Apparently, the brain is organized in a way so that if needed any part can override another. For example, the neocortex inhibits the desires of the limbic system, but when necessary the limbic system can ignore the inhibition. There are three structures previously mentioned, the neocortex, the limbic system and the I function. Certainly the first two exist and have specific locations. The I function is only a hypothetical at this point. It fits conveniently into hypotheses. It has not yet been proven wrong but at the same time more evidence is found indicating that the I function can not be included in the same category as structures like the limbic system or the neocortex. It does not have a definite location or a definite purpose.
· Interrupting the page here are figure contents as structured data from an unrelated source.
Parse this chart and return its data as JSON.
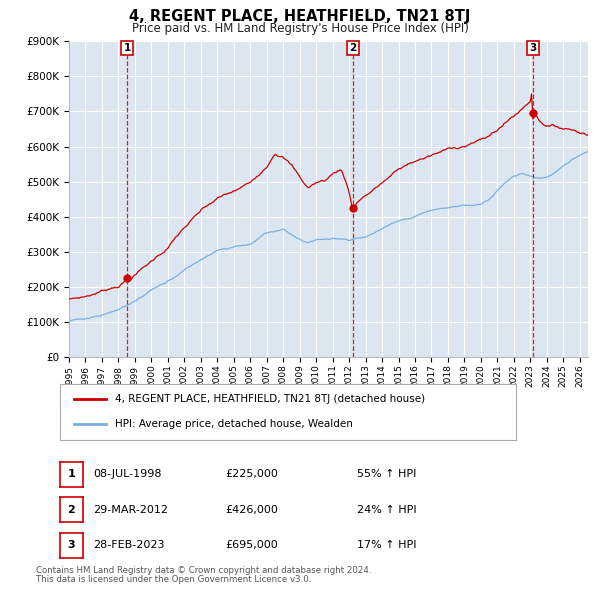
{
  "title": "4, REGENT PLACE, HEATHFIELD, TN21 8TJ",
  "subtitle": "Price paid vs. HM Land Registry's House Price Index (HPI)",
  "ylim": [
    0,
    900000
  ],
  "yticks": [
    0,
    100000,
    200000,
    300000,
    400000,
    500000,
    600000,
    700000,
    800000,
    900000
  ],
  "ytick_labels": [
    "£0",
    "£100K",
    "£200K",
    "£300K",
    "£400K",
    "£500K",
    "£600K",
    "£700K",
    "£800K",
    "£900K"
  ],
  "hpi_color": "#7ab0e0",
  "price_color": "#cc0000",
  "bg_color": "#dce6f1",
  "grid_color": "#ffffff",
  "sale_dates": [
    1998.52,
    2012.24,
    2023.16
  ],
  "sale_prices": [
    225000,
    426000,
    695000
  ],
  "sale_labels": [
    "1",
    "2",
    "3"
  ],
  "sale_info": [
    [
      "1",
      "08-JUL-1998",
      "£225,000",
      "55% ↑ HPI"
    ],
    [
      "2",
      "29-MAR-2012",
      "£426,000",
      "24% ↑ HPI"
    ],
    [
      "3",
      "28-FEB-2023",
      "£695,000",
      "17% ↑ HPI"
    ]
  ],
  "legend_line1": "4, REGENT PLACE, HEATHFIELD, TN21 8TJ (detached house)",
  "legend_line2": "HPI: Average price, detached house, Wealden",
  "footer1": "Contains HM Land Registry data © Crown copyright and database right 2024.",
  "footer2": "This data is licensed under the Open Government Licence v3.0.",
  "xstart": 1995.0,
  "xend": 2026.5
}
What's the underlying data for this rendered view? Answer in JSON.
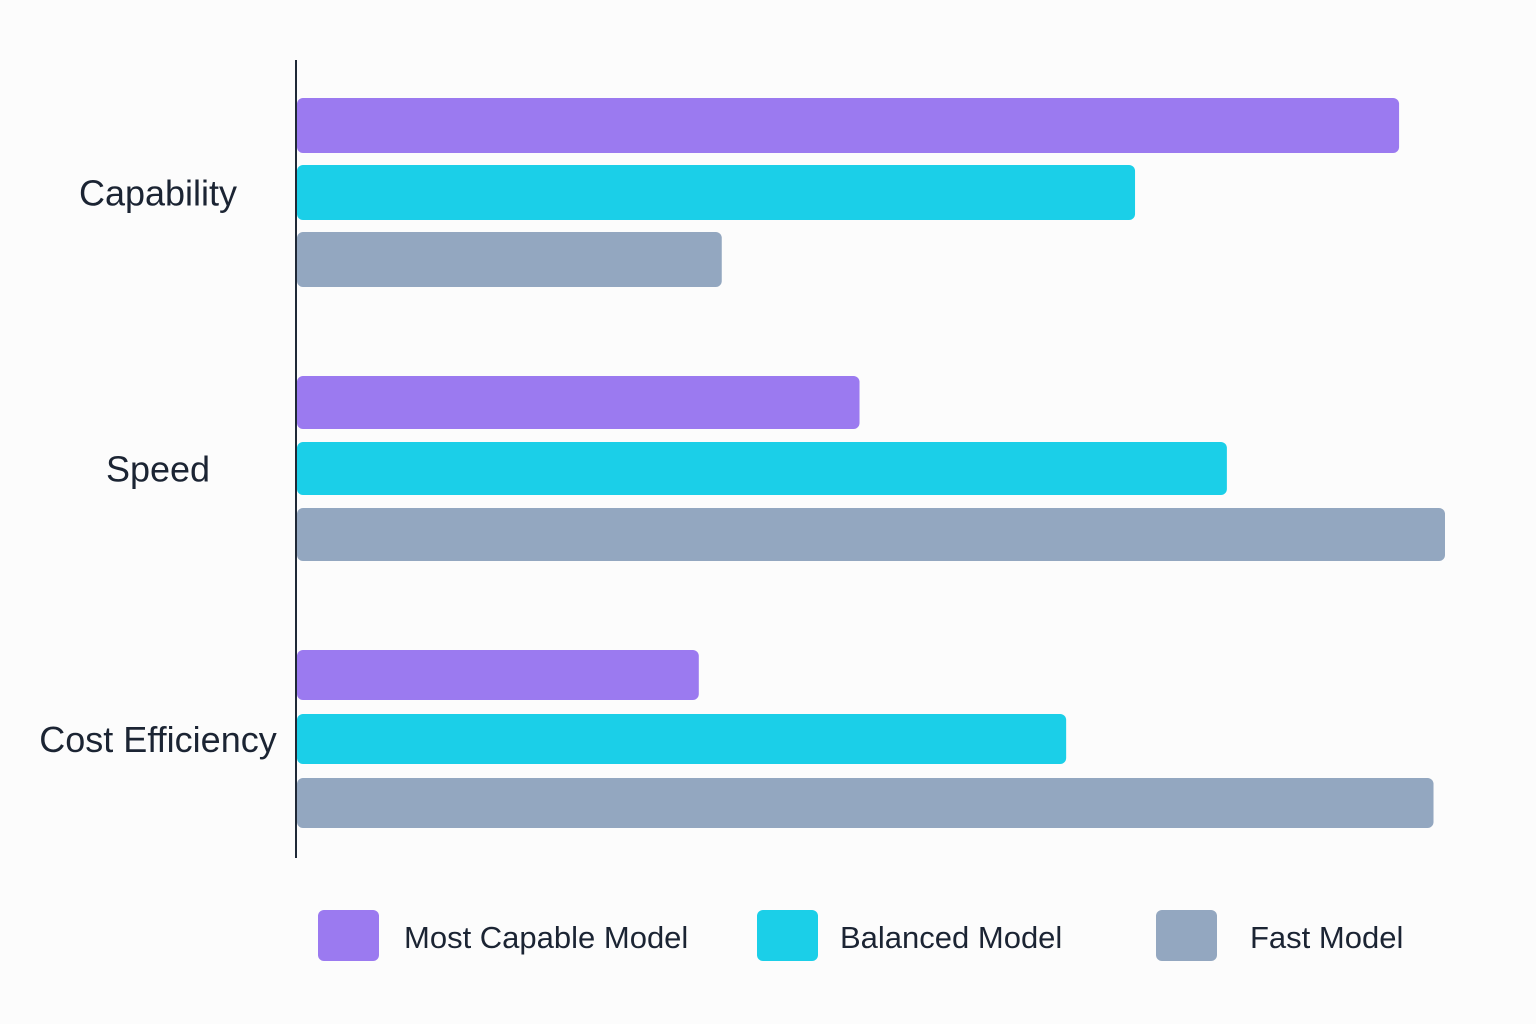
{
  "chart_data": {
    "type": "bar",
    "orientation": "horizontal",
    "categories": [
      "Capability",
      "Speed",
      "Cost Efficiency"
    ],
    "series": [
      {
        "name": "Most Capable Model",
        "color": "#9b7af0",
        "values": [
          96,
          49,
          35
        ]
      },
      {
        "name": "Balanced Model",
        "color": "#1bcfe8",
        "values": [
          73,
          81,
          67
        ]
      },
      {
        "name": "Fast Model",
        "color": "#93a7c0",
        "values": [
          37,
          100,
          99
        ]
      }
    ],
    "xlim": [
      0,
      100
    ],
    "grid": false,
    "legend_position": "bottom"
  },
  "colors": {
    "axis": "#1f2937",
    "text": "#1b2433",
    "background": "#fcfcfc"
  }
}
Does the I function exist or is it just wishful thinking that somewhere in the brain is the self or the soul which has some control over our actions whether or not the influence is beneficial.
1. Addictive Behavior -- Arnot Ogden Medical Center.
2. The Structural Model of Addiction
3. Neurochemical Systems Used to Study Brain and Behavior -- Jim Weber, Pacific Northwest National Laboratory
4. The Genetics of Addictive Behaviors: The Role of Childhood Behavioral Disorder -- Chemical Dependence, David E. Comings, M.D.
5. Lesch-Nyhan Syndrome -- The Association for Rare Diseases, Mauro Baschirotto, Italy
6. Lesch-Nyhan Syndrome -- Pediatric Database (PEDBASE).
7. New Approaches to Understanding Lesch-Nyhan Disease -- The New England Journal of Medicine. Vol. 334. No. 24 June 13, 1996
8. Lesch-Nyhan Disease -- Matheny School and Hospital, New Jersey
9. The Inside Story -- Robert Gilman.